Они прошлись по близлежащим переулкам, заглядывая в каждый дом, где ютились нищие. Кое с кем из них Иеремия пробовал заговорить.
Седая старуха, восседавшая на ящике подле кучи отбросов, недоверчивым взором смерила незнакомцев.
— А что вам понадобилось от Мэри?
— Только поговорить, — заверил ее Ален.
— Я ее, наверное, с неделю не видела. Она теперь сюда нечасто забегает.
— А почему?
— А потому что ищет своего ребенка где-то около собора Святого Павла.
— А она не говорила, что с ним?
— Вроде кто-то его украл у нее. Пару недель назад она будто бы отыскала ту воровку. Мэри решила за ней последить и все выяснить.
Большего старуха сказать не могла. Иеремия дал ей шиллинг, и старуха, поблагодарив его беззубой улыбкой, проворно сунула его подальше в лохмотья.
— Она нам не рассказала ничего нового, — разочарованно произнес Ален.
— Верно. Но это вновь подтверждает, что для Мэри нет ничего важнее, чем отыскать своего пропавшего ребенка.
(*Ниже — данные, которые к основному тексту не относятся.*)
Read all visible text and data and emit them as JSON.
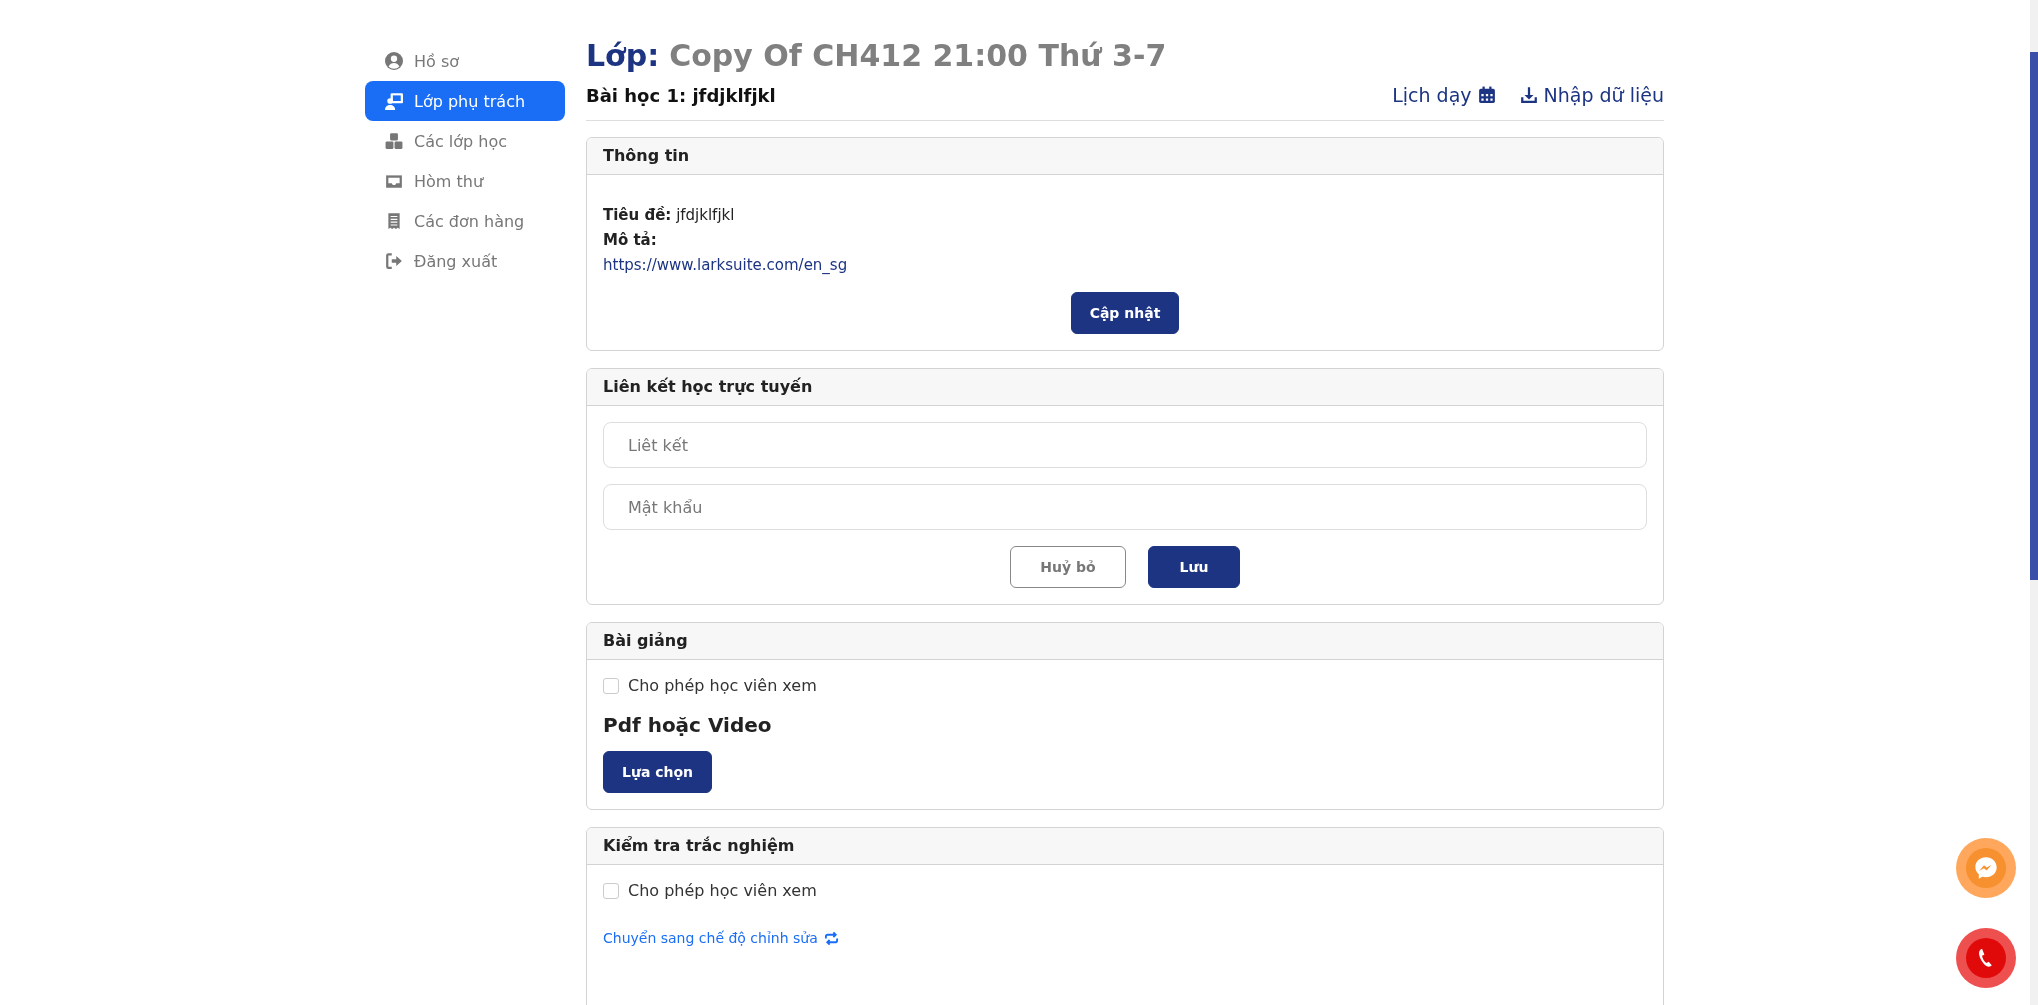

Один вопрос мучает меня: почему это она вдруг исчезла со своего поста напротив вашего дома и перестала осаждать Энн.
— Может, убедилась, что Энн ничего не знает?
— Но куда она могла деться? Нет, нам необходимо еще раз поговорить с вашей супругой.
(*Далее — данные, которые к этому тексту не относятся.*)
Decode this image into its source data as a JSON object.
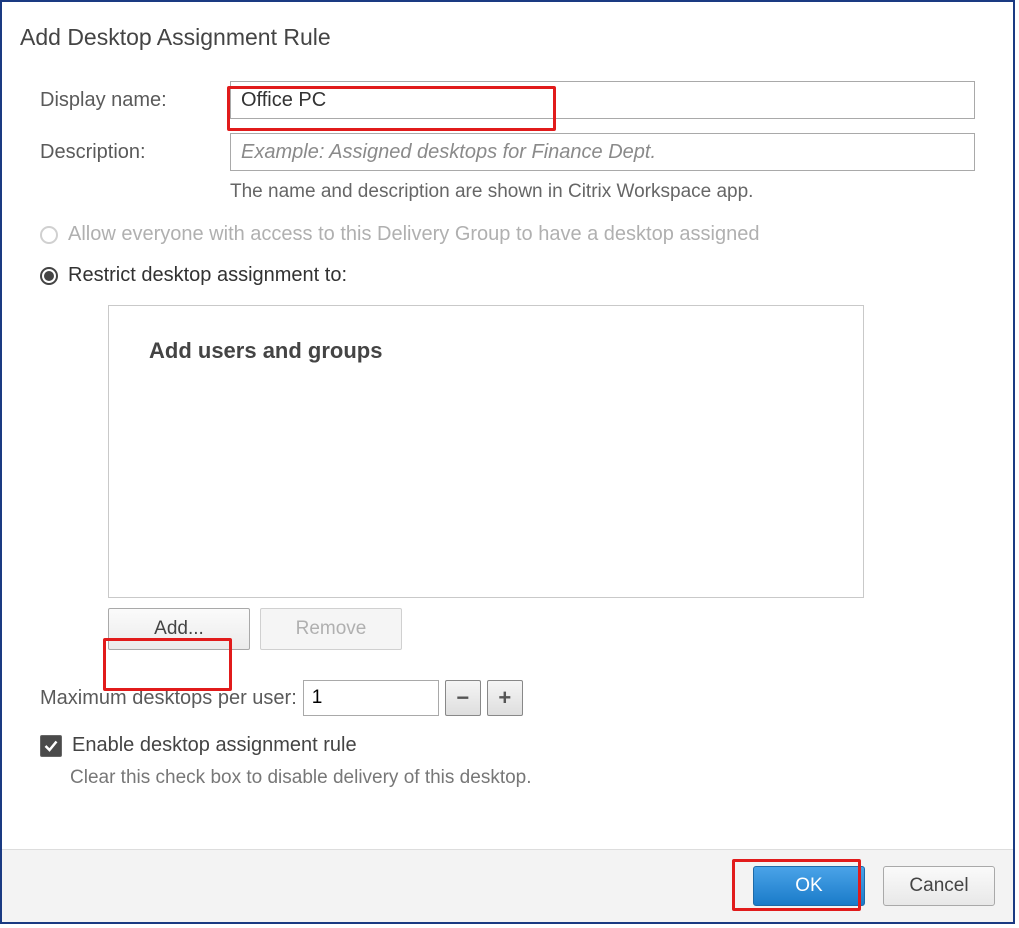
{
  "dialog_title": "Add Desktop Assignment Rule",
  "display_name": {
    "label": "Display name:",
    "value": "Office PC"
  },
  "description": {
    "label": "Description:",
    "value": "",
    "placeholder": "Example: Assigned desktops for Finance Dept."
  },
  "hint": "The name and description are shown in Citrix Workspace app.",
  "radio_allow_all": "Allow everyone with access to this Delivery Group to have a desktop assigned",
  "radio_restrict": "Restrict desktop assignment to:",
  "panel_title": "Add users and groups",
  "buttons": {
    "add": "Add...",
    "remove": "Remove"
  },
  "max": {
    "label": "Maximum desktops per user:",
    "value": "1",
    "minus": "−",
    "plus": "+"
  },
  "enable": {
    "label": "Enable desktop assignment rule",
    "checked": true
  },
  "enable_hint": "Clear this check box to disable delivery of this desktop.",
  "footer": {
    "ok": "OK",
    "cancel": "Cancel"
  }
}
На сей раз Энн реагировала бурно, куда эмоциональнее, нежели раньше.
— Я рада, что эта чертовка наконец-то убралась отсюда! — выкрикнула она.
— А вы, случаем, не известили стражников, пока меня не было? — мрачно спросил Ален.
— Нет. К счастью, этого не понадобилось. В воскресенье она бежала за нами с тетушкой, когда мы шли в церковь, а потом мы ее больше не видели.
Ален задумался.
— Как мне помнится, вы возвратились из церкви уже после моего прихода. Куда вы с тетушкой ходили после службы?
— Никуда не ходили! — в явном раздражении бросила Энн. — Проповедь оказалась длиннее, чем обычно. И очень полезной — святой отец говорил об отвратительном грехе супружеской измены.
Покачав головой, Ален повернулся и пошел. За ним последовал и Иеремия.
— Тут я с ней совершенно согласен, — едко заметил иезуит.
Ален, с трудом сдержавшись, попытался сменить тему.
— Ну что теперь? Где мы продолжим поиски?
— Я еще раз схожу в Смитфилд и обойду церковные дворы поблизости рынка. Не имею ничего против, если вы сходите со мной.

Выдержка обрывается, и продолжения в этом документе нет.